By Debating Sexual Violence, Russian Activists are Breaking a Long-Standing Taboo
According to a study conducted by the World Health Organization in 2013, 1 in 3 women around the world had experienced either physical or sexual violence. Today, domestic abuse continues to be frighteningly common and accepted as a norm within too many societies.
In addition to that, there is a lack of adequate legislation which criminalizes domestic violence. Along with issues in common international law, it hinders the progress toward reducing the number of domestic abuse cases.
Since 2001, April has been the month to raise sexual assault awareness in the United States. The annual campaign has been promoted by the National Sexual Violence Resource Center as an attempt to educate people on ways to prevent sexual violence.
“We know that one month isn’t enough to solve the serious and widespread issue of sexual violence,” NSVRC’s Laura Palumbo said in a statement, adding that the annual event serves as “a reminder that we can change the culture through the things we say and do each day.”
While in the United States victims of violence see more opportunities to stand up for themselves, in Russia the topic is still largely a taboo. However, with the rise of the #MeToo movement against sexual harassment, activists see momentum building for their fight against abuse.
Growing Complaints in Russia
After Russia adopted a law decriminalizing abuse in the family last year, the number of domestic violence complaints has skyrocketed. In 2017, according to Moscow’s human rights ombudswoman Tatyana Potyaeva, familial abuse appeals have grown by 27 percent, making up over half of all physical abuse complaints.
The law, signed by Russian President Vladimir Putin in February 2017, decriminalized some forms of domestic violence, unrelated to serious injuries. For example, abuse that does not result in broken bones, and does not occur more than once a year, is no longer punishable by long prison sentences.
The punishment carries a fine of up to 30,000 rubles ($ 488), an up to 15 days arrest, or compulsory community service for up to 120 hours. In cases of repeated assaults, a defendant faces a fine of up to 40,000 rubles ($ 650), compulsory community service for up to six months, or being held under arrest for up to three months.
Alena Popova, a Russian social and political activist, told The Globe Post that the merge between mass media and authorities have further complicated the situation with violence in the country.
“In Russia, the state and the media became one system. Our civil servants and politicians have very conservative views. They believe that there is nothing terrible in harassment. Even more, without harassment, families would not be created, as they think,” Popova said.
“Since the main media are under control of these people, these ideas are constantly broadcasted to the whole society. This approach needs to be changed. It is necessary to explain to the public why this is bad,” she noted.
On April 12, Popova and another activist were found guilty of staging an unlawful protest in front of the State Duma. They were urging the public to take seriously their campaign against Russian parliamentarian Leonid Slutsky, who was facing sexual harassment allegations.
Since the scandal with Slutsky begun, Popova decided to urge people to take to the streets in central Moscow to protest against sexual harassment.

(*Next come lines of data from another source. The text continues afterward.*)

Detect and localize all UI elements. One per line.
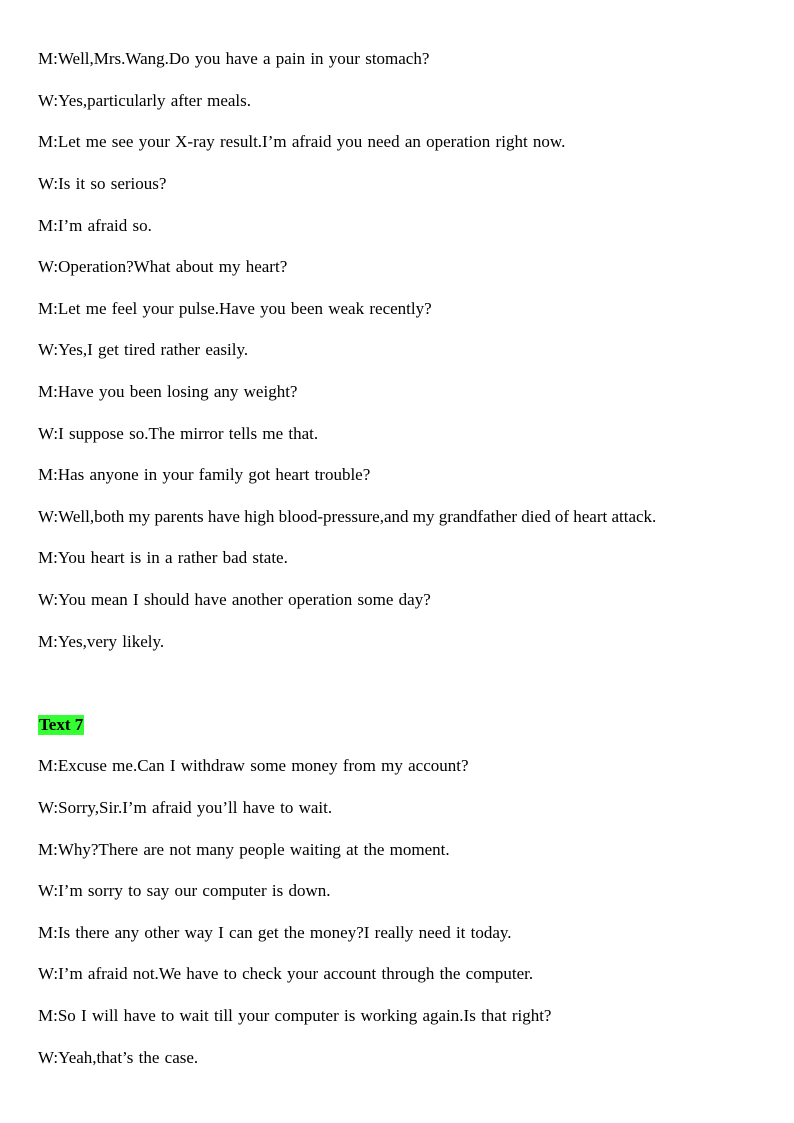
dialogue-line: W:I suppose so.The mirror tells me that. [38,424,319,443]
dialogue-line: M:Have you been losing any weight? [38,382,298,401]
dialogue-line: M:I’m afraid so. [38,216,152,235]
dialogue-line: M:So I will have to wait till your computer is working again.Is that right? [38,1006,552,1025]
dialogue-line: W:I’m sorry to say our computer is down. [38,881,331,900]
dialogue-line: M:Let me feel your pulse.Have you been weak recently? [38,299,432,318]
dialogue-line: W:I’m afraid not.We have to check your account through the computer. [38,964,534,983]
dialogue-line: W:Operation?What about my heart? [38,257,288,276]
dialogue-line: W:Yes,particularly after meals. [38,91,252,110]
dialogue-line: M:Has anyone in your family got heart trouble? [38,465,371,484]
dialogue-line: M:Why?There are not many people waiting at the moment. [38,840,450,859]
dialogue-line: M:Yes,very likely. [38,632,165,651]
dialogue-line: W:Yes,I get tired rather easily. [38,340,249,359]
dialogue-line: W:Yeah,that’s the case. [38,1048,199,1067]
dialogue-line: M:Let me see your X-ray result.I’m afraid you need an operation right now. [38,132,566,151]
section-heading: Text 7 [39,715,84,734]
dialogue-line: M:Excuse me.Can I withdraw some money from my account? [38,756,469,775]
dialogue-line: W:You mean I should have another operation some day? [38,590,431,609]
dialogue-line: M:Well,Mrs.Wang.Do you have a pain in your stomach? [38,49,430,68]
dialogue-line: W:Sorry,Sir.I’m afraid you’ll have to wait. [38,798,333,817]
dialogue-line: W:Well,both my parents have high blood-pressure,and my grandfather died of heart attack. [38,507,657,526]
dialogue-line: M:You heart is in a rather bad state. [38,548,288,567]
dialogue-line: W:Is it so serious? [38,174,167,193]
dialogue-line: M:Is there any other way I can get the money?I really need it today. [38,923,512,942]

“in recent years, nothing has changed. Global progress is pulling in one direction, while Russian officials and their media are pulling in the opposite direction,” she said.
According to the prominent women’s rights campaigner, if a woman becomes a victim of domestic violence or harassment in Russia, she remains silent.
“If she starts to speak, then there is a high probability that she will be accused of being guilty. The police are trying not to deal with such crimes. Therefore, silence and patience are what the victim chooses,” Popova concluded.
While the future of women’s rights may seem dark in Russia, Margret Satterwaite, a human rights advocate and criminologist, is optimistic.
“in the past 3-4 years, things began to change, and a breakthrough in the attitude has started. It’s not half as horrible as it was ten years back, when I arrived and I found myself alone; now it’s so much debate about this,” Satterwaite, who is Russia-based now, told The Globe Post.
Satterwaite, who lectures at the Police Academy and teaches psychology at the University of Psychology in Moscow, has seen an improvement in people’s attitude. She said the public is becoming much more literate about what sex violence is.
“They still blame the victims largely, but you can find educated psychologists now that understand, and this was completely absent ten years back,” she said.
Satterwaite noted, however, that it is still extremely hard for male victims of violence to seek justice in Russia.
“I can say absolutely every woman has suffered sexual violence in Russia, and probably also a lot of men. For them, it’s much more difficult than for women, as they are completely stigmatised and in case of denouncement, they will be humiliated even by the police.”
Things are slowly changing, however, and victims like Lyuba, who talked to The Globe Post, speak out more and more often.
Lyuba, a former policewoman, suffered from psychological violence inflicted by her boss. For five years, she managed to resist against her superior’s advances, but as a result, she had to listen to insults and forced to resign.
“Here in Russia people are not used to talking about violence. I did not want to quit my job and change my life, but I wanted to talk about what happened to me and defend myself, even if no one seemed to be able to understand,” Lyuba said.
The paradox stressed by Lyuba underscored the current complex situation when even her colleagues from the police department did not want to provide her any help. At the moment, however, she is happy to share her experience, repeating that she has never thought of giving up.